# HW17

### Author: Joseph Wong

## Import the Packages

In [2]:
# Basic package imports
import os
import numpy as np
import pandas as pd

# Visualization packages
import matplotlib.pyplot as plt
import seaborn as sns

# Scikit-learn: Core utilities for model building and evaluation
from sklearn.model_selection import train_test_split    # Train/test data splitting
from sklearn.preprocessing import PolynomialFeatures, MinMaxScaler, StandardScaler  # Feature transformations and scaling
from sklearn.metrics import (                            # Model evaluation metrics
    mean_squared_error, r2_score, accuracy_score, 
    precision_score, recall_score, confusion_matrix, 
    classification_report
)

# Scikit-learn: Linear and polynomial models
from sklearn.linear_model import LinearRegression, LogisticRegression, Ridge, Lasso
from sklearn.neighbors import KNeighborsClassifier, KNeighborsRegressor       # For KNN

# Scikit-learn: Synthetic dataset generators
from sklearn.datasets import make_classification, make_regression

# Scikit-learn: Naive Bayes models
from sklearn.naive_bayes import GaussianNB, BernoulliNB, MultinomialNB

# Scikit-learn: Decision Trees
from sklearn.tree import DecisionTreeClassifier, DecisionTreeRegressor, plot_tree

# Text Processing Packages and Code
from sklearn.feature_extraction.text import TfidfVectorizer
import string
from nltk.corpus import stopwords
from nltk import PorterStemmer as Stemmer

# Scikit-Learn: Datasets
from sklearn.datasets import fetch_california_housing, load_iris

## Part 1: Iris Data

### Import the Data

In [3]:
iris = load_iris()
X_cls, y_cls = iris.data, iris.target
feature_names_cls = iris.feature_names
class_names_cls = iris.target_names

df_iris = pd.DataFrame(X_cls,columns=feature_names_cls)
df_iris['Class Num'] = y_cls
print(class_names_cls)
df_iris

['setosa' 'versicolor' 'virginica']


Unnamed: 0,sepal length (cm),sepal width (cm),petal length (cm),petal width (cm),Class Num
0,5.1,3.5,1.4,0.2,0
1,4.9,3.0,1.4,0.2,0
2,4.7,3.2,1.3,0.2,0
3,4.6,3.1,1.5,0.2,0
4,5.0,3.6,1.4,0.2,0
...,...,...,...,...,...
145,6.7,3.0,5.2,2.3,2
146,6.3,2.5,5.0,1.9,2
147,6.5,3.0,5.2,2.0,2
148,6.2,3.4,5.4,2.3,2


1. Using the Iris data - same data as we saw at the end of lecture:
   
- Fit a DecisionTreeClassifier to the training data.
- Evaluate accuracy on the testing data.
- Explore the effect of tree depth.
- Visualize the tree (limit depth if needed).
- Investigate feature importance:
    - Which features are most important for classification?
    - Does pruning or limiting depth change feature importance?
      
Hint:
*cls_tree.feature_importances_ gives the importance of each feature after fitting.*

Some things to consider:
- How  does pruning or limiting tree depth affects train/test error?
- How does feature importance changes with pruning or depth constraints.
- What are the trade-offs between overfitting and underfitting.
- Visualization of tree structure for insight.

**Optional:**
- For the classification tree, reduce to two features and plot decision boundaries.
- For the regression tree, plot predictions for a single feature to see the behavior.

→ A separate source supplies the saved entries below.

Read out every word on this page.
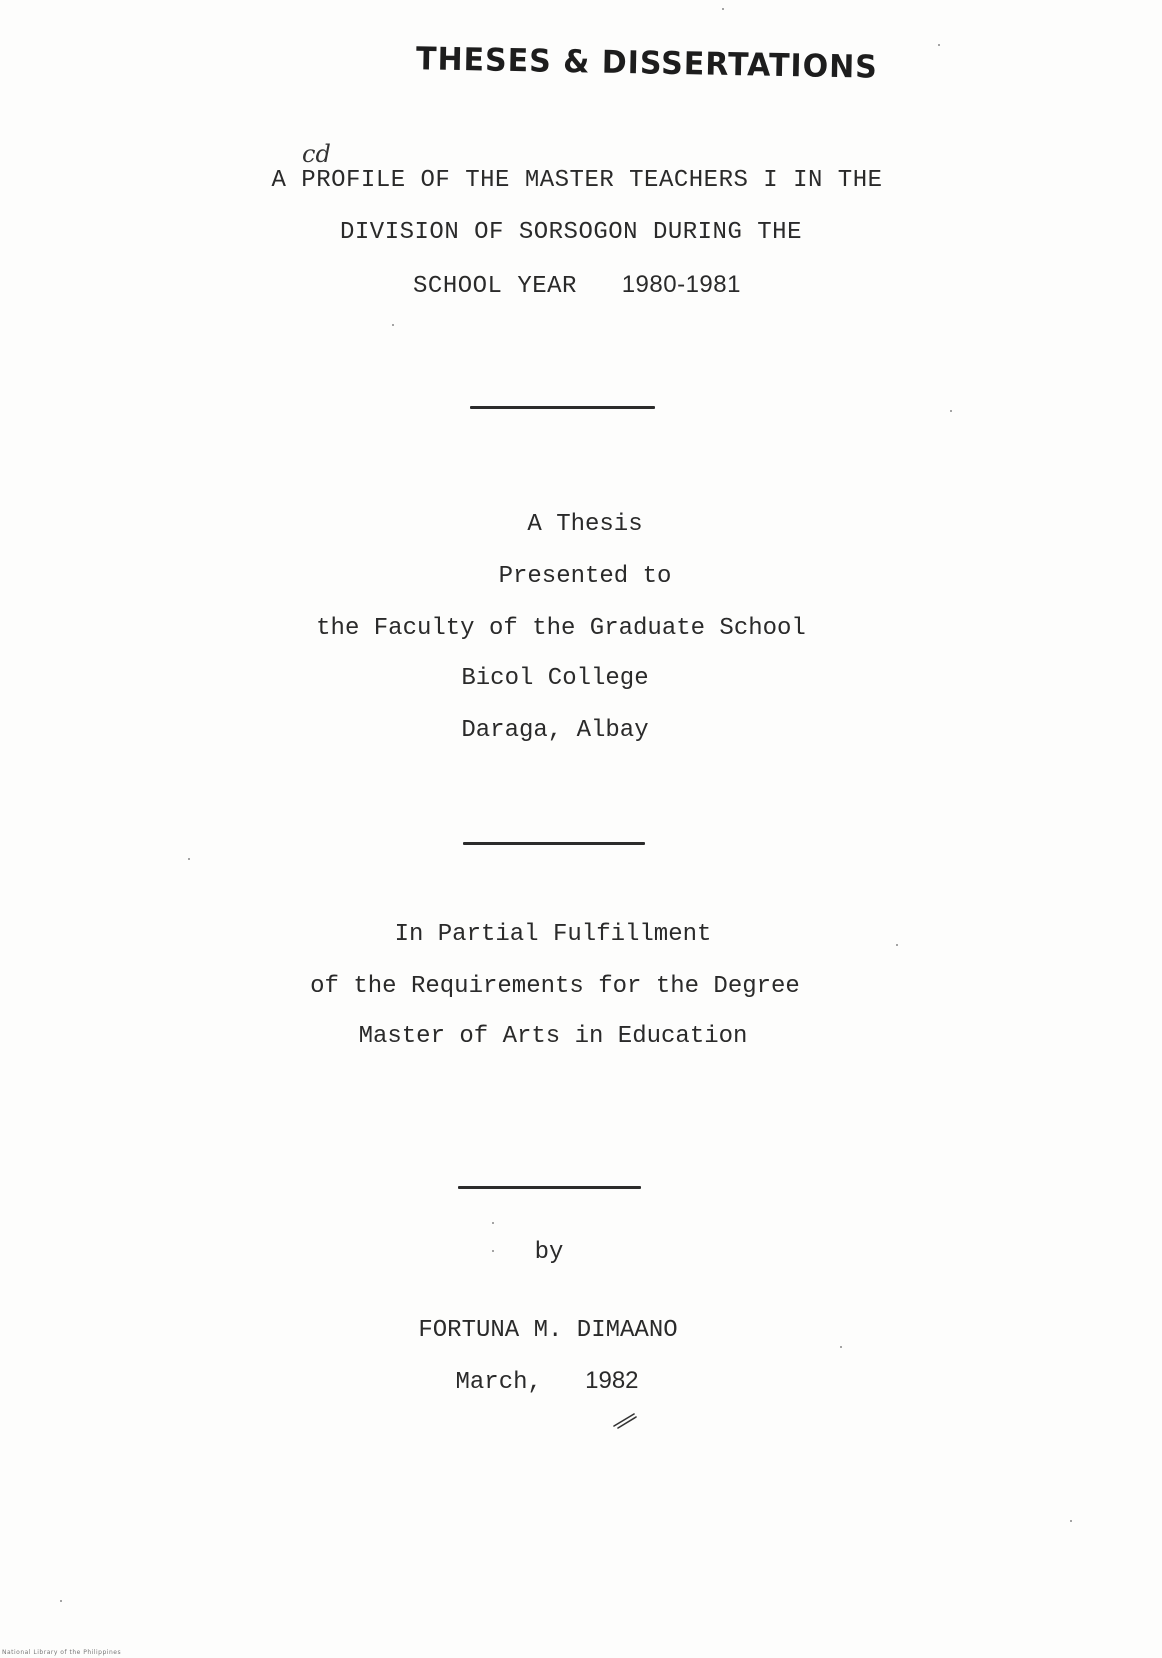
THESES & DISSERTATIONS
cd
A PROFILE OF THE MASTER TEACHERS I IN THE
DIVISION OF SORSOGON DURING THE
SCHOOL YEAR 1980-1981
A Thesis
Presented to
the Faculty of the Graduate School
Bicol College
Daraga, Albay
In Partial Fulfillment
of the Requirements for the Degree
Master of Arts in Education
by
FORTUNA M. DIMAANO
March, 1982
National Library of the Philippines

Please write up your conclusions.

## Part 2: California Housing Data

### Import the Data

In [None]:
housing = fetch_california_housing()
X_reg, y_reg = housing.data, housing.target
feature_names_reg = housing.feature_names

df_housing = pd.DataFrame(X_reg,columns=feature_names_reg)
df_housing['Price'] = y_reg
df_housing

2. Using the California Housing data:

- Fit a DecisionTreeRegressor to the training data.
- Evaluate train and test MSE.
- Explore pruning using cost-complexity pruning.
- Visualize the tree (limit depth if needed).
- Investigate feature importance:
    - Which features are most important for splitting?
    - How does pruning affect feature importance?

Hint:
*reg_tree.feature_importances_ gives the importance of each feature after fitting.*

Some things to consider:
- How  does pruning or limiting tree depth affects train/test error?
- How does feature importance changes with pruning or depth constraints.
- What are the trade-offs between overfitting and underfitting.
- Visualization of tree structure for insight.

**Optional:**
- For the classification tree, reduce to two features and plot decision boundaries.
- For the regression tree, plot predictions for a single feature to see the behavior.

Please write up your conclusions.

In [4]:
# from sklearn.model_selection import GridSearchCV
# hyperparameter tuning